Me: Am I the only one you’ve ever slept with?
Wife: Absolutely… the others were at least sevens and there was a TEN OMG!
At the play museum it was fun showing my kids the toys I used to play with, that is until my tween kept calling them artifacts.
doctor looking at his iPad: oh no, this isn’t good …
Me: give it to me straight doc what is it
doctor: well, I forgot my wifi password
You had me at Whipped Cream Vodka.
friend: *struggling to open beer* i need a bottle opener
me: here, give me your lighter
friend: ok
me: *lights cigarette and takes a long drag* yeah you’re gonna need a bottle opener
they split up moments later
If you haven’t manipulated your kids into calling grandma to ask to sleep over, you’re missing out on a crucial parenting hack.
[batteries in my TV remote die for the first time since I bought it 4 years ago]
“Useless piece of shit.”
I don’t understand how planes work and I’m scared if I think about it too hard the plane will also realise it doesn’t make sense and drop out of the sky 🙁
I’m pretty disappointed that an unknown Uncle hasn’t left me a haunted mansion and millions of dollars by now.
God: *creates oceans*
Lucifer: I SEA what you did there LOL
God: Get out
If you can steal a scarf away from Johnny Depp he has to grant you one wish.
About two weeks ago @funTweeters used one of my tweets on their website.

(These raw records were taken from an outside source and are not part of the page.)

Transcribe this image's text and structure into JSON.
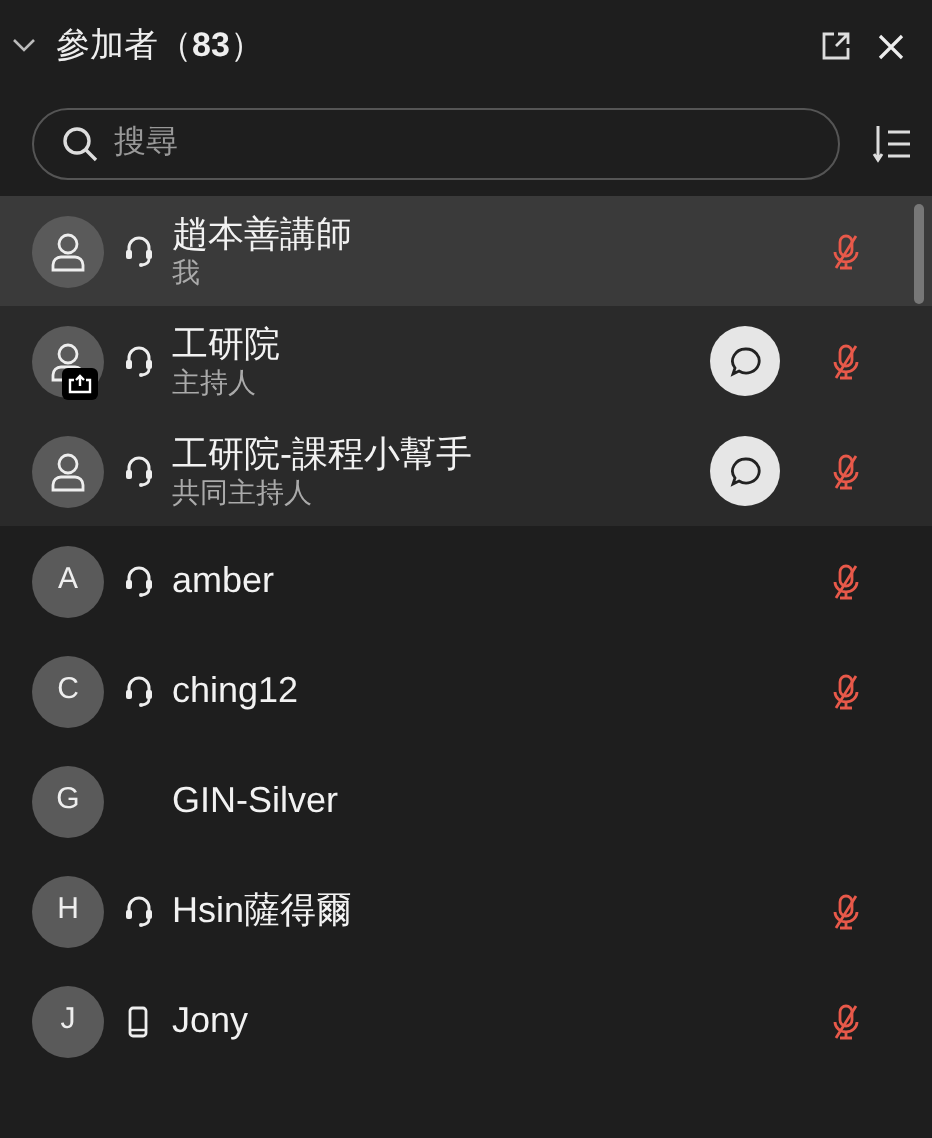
{
  "header": {
    "title": "參加者（**83**）"
  },
  "search": {
    "placeholder": "搜尋"
  },
  "participants": [
    {
      "kind": "me",
      "name": "趙本善講師",
      "subtitle": "我",
      "avatar": {
        "kind": "person"
      },
      "device": {
        "kind": "headset"
      },
      "sharing": false,
      "chat": false,
      "muted": true
    },
    {
      "kind": "host",
      "name": "工研院",
      "subtitle": "主持人",
      "avatar": {
        "kind": "person"
      },
      "device": {
        "kind": "headset"
      },
      "sharing": true,
      "chat": true,
      "muted": true
    },
    {
      "kind": "host",
      "name": "工研院-課程小幫手",
      "subtitle": "共同主持人",
      "avatar": {
        "kind": "person"
      },
      "device": {
        "kind": "headset"
      },
      "sharing": false,
      "chat": true,
      "muted": true
    },
    {
      "kind": "attendee",
      "name": "amber",
      "avatar": {
        "kind": "letter",
        "initial": "A"
      },
      "device": {
        "kind": "headset"
      },
      "sharing": false,
      "chat": false,
      "muted": true
    },
    {
      "kind": "attendee",
      "name": "ching12",
      "avatar": {
        "kind": "letter",
        "initial": "C"
      },
      "device": {
        "kind": "headset"
      },
      "sharing": false,
      "chat": false,
      "muted": true
    },
    {
      "kind": "attendee",
      "name": "GIN-Silver",
      "avatar": {
        "kind": "letter",
        "initial": "G"
      },
      "sharing": false,
      "chat": false,
      "muted": false
    },
    {
      "kind": "attendee",
      "name": "Hsin薩得爾",
      "avatar": {
        "kind": "letter",
        "initial": "H"
      },
      "device": {
        "kind": "headset"
      },
      "sharing": false,
      "chat": false,
      "muted": true
    },
    {
      "kind": "attendee",
      "name": "Jony",
      "avatar": {
        "kind": "letter",
        "initial": "J"
      },
      "device": {
        "kind": "phone"
      },
      "sharing": false,
      "chat": false,
      "muted": true
    }
  ]
}
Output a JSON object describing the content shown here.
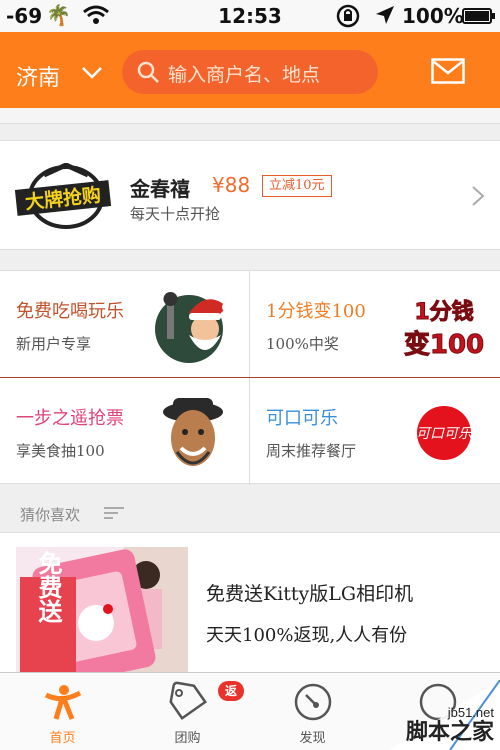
{
  "status_bar": {
    "signal": "-69",
    "time": "12:53",
    "battery": "100%",
    "icons": [
      "palm-tree-icon",
      "wifi-icon",
      "rotation-lock-icon",
      "location-arrow-icon",
      "battery-icon"
    ]
  },
  "header": {
    "city": "济南",
    "search_placeholder": "输入商户名、地点",
    "icons": [
      "chevron-down-icon",
      "search-icon",
      "mail-icon"
    ],
    "colors": {
      "header": "#ff7e1c",
      "search": "#f5632c"
    }
  },
  "brand_deal": {
    "logo_text": "大牌抢购",
    "title": "金春禧",
    "price": "¥88",
    "tag": "立减10元",
    "subtitle": "每天十点开抢"
  },
  "grid": [
    {
      "title": "免费吃喝玩乐",
      "subtitle": "新用户专享",
      "title_color": "#c0532b",
      "image": "santa-icon"
    },
    {
      "title": "1分钱变100",
      "subtitle": "100%中奖",
      "title_color": "#f07d23",
      "image_text_top": "1分钱",
      "image_text_bottom": "变100"
    },
    {
      "title": "一步之遥抢票",
      "subtitle": "享美食抽100",
      "title_color": "#e0427a",
      "image": "actor-portrait-icon"
    },
    {
      "title": "可口可乐",
      "subtitle": "周末推荐餐厅",
      "title_color": "#3a8fd8",
      "image_text": "可口可乐"
    }
  ],
  "section": {
    "title": "猜你喜欢"
  },
  "promo": {
    "image_text": "免费送",
    "title": "免费送Kitty版LG相印机",
    "subtitle": "天天100%返现,人人有份"
  },
  "tabs": [
    {
      "label": "首页",
      "icon": "home-person-icon",
      "active": true
    },
    {
      "label": "团购",
      "icon": "tag-icon",
      "badge": "返"
    },
    {
      "label": "发现",
      "icon": "compass-icon"
    },
    {
      "label": "",
      "icon": "more-icon"
    }
  ],
  "watermark": {
    "site": "jb51.net",
    "name": "脚本之家"
  }
}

My mom still has that tweet on the refrigerator.
Told my husband I was going hiking with our 10yo and he replied “If you don’t survive, who gets all your books?” when he knows very well the correct response was “Who are you and what have you done with my wife?”

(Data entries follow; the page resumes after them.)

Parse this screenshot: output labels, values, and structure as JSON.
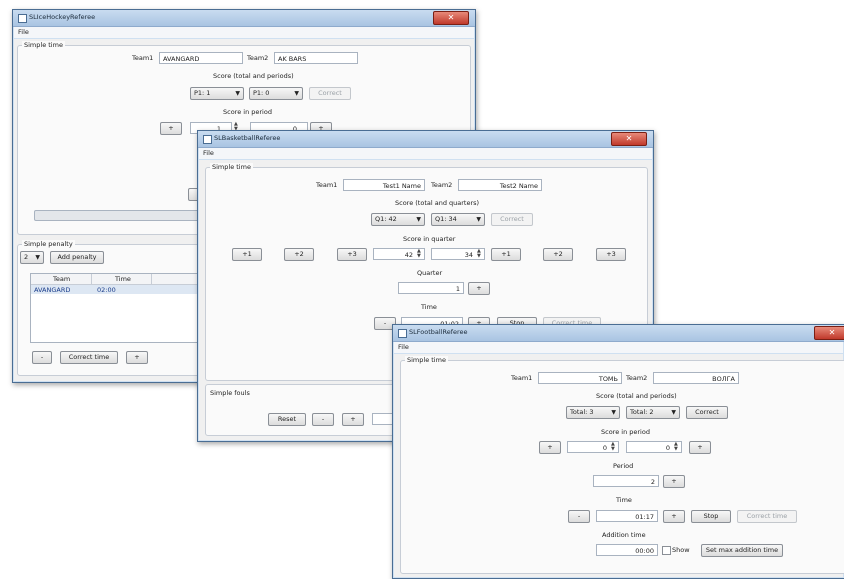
{
  "hockey": {
    "title": "SLIceHockeyReferee",
    "menu_file": "File",
    "simple_time": "Simple time",
    "team1_label": "Team1",
    "team1_value": "AVANGARD",
    "team2_label": "Team2",
    "team2_value": "AK BARS",
    "score_label": "Score (total and periods)",
    "combo1": "P1: 1",
    "combo2": "P1: 0",
    "correct": "Correct",
    "score_period_label": "Score in period",
    "plus": "+",
    "minus": "-",
    "score1": "1",
    "score2": "0",
    "simple_penalty": "Simple penalty",
    "penalty_combo": "2",
    "add_penalty": "Add penalty",
    "col_team": "Team",
    "col_time": "Time",
    "penalty_rows": [
      {
        "team": "AVANGARD",
        "time": "02:00"
      }
    ],
    "correct_time": "Correct time"
  },
  "basketball": {
    "title": "SLBasketballReferee",
    "menu_file": "File",
    "simple_time": "Simple time",
    "team1_label": "Team1",
    "team1_value": "Test1 Name",
    "team2_label": "Team2",
    "team2_value": "Test2 Name",
    "score_label": "Score (total and quarters)",
    "combo1": "Q1: 42",
    "combo2": "Q1: 34",
    "correct": "Correct",
    "score_quarter_label": "Score in quarter",
    "p1": "+1",
    "p2": "+2",
    "p3": "+3",
    "score1": "42",
    "score2": "34",
    "quarter_label": "Quarter",
    "quarter_value": "1",
    "plus": "+",
    "minus": "-",
    "time_label": "Time",
    "time_value": "01:02",
    "stop": "Stop",
    "correct_time": "Correct time",
    "simple_fouls": "Simple fouls",
    "reset": "Reset"
  },
  "football": {
    "title": "SLFootballReferee",
    "menu_file": "File",
    "simple_time": "Simple time",
    "team1_label": "Team1",
    "team1_value": "ТОМЬ",
    "team2_label": "Team2",
    "team2_value": "ВОЛГА",
    "score_label": "Score (total and periods)",
    "combo1": "Total: 3",
    "combo2": "Total: 2",
    "correct": "Correct",
    "score_period_label": "Score in period",
    "score1": "0",
    "score2": "0",
    "plus": "+",
    "minus": "-",
    "period_label": "Period",
    "period_value": "2",
    "time_label": "Time",
    "time_value": "01:17",
    "stop": "Stop",
    "correct_time": "Correct time",
    "addition_label": "Addition time",
    "addition_value": "00:00",
    "show_label": "Show",
    "set_max": "Set max addition time"
  }
}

WHERE WAS OBAMA DURING THE SAN FRANCISCO EARTHQUAKE OF 1906???
Husband: Do you want to watch “how to become a cult leader”
Me: nah
Husb: you could create your own cult
Me: I already did…. I made 2 humans from my body and they depend on me for everything… I’m their god
Your bio says you’re 29, your selfies suggest you slept with Hemingway.
If you send her a message and she doesn’t reply in six months she is probably thinking about it
Sugar-free anything tastes like it’s based on a true story.
handy tip: if a bigger dude wants to fight you, immediately start crying so people just think you two are breaking up
Oatmeal shouldn’t get to have the word “meal” in it. How about oatsnack? Or oatbullshit?
We broke up, but she said we could still be cousins. Merica.
My kids made a mixture of snow, corn chex, chocolate chips, and apple slices on the kitchen floor so now I need a new house
I was going to pay my mortgage this month, but I was asked to bring guacamole to the family potluck.
*6 missed calls*
*5 missed facetime*
*8 unread messages*
SON: can I yell bomb at the airport
DAD: no
SON: I can yell boom
DAD: boom’s ok
SON: how about “my mom’s a lesbian now”
DAD: please don’t
Me (to friend): Oh my god, you have to meet him! He’s perfect!!
[8 years later]
Silently becomes enraged at the way he butters toast.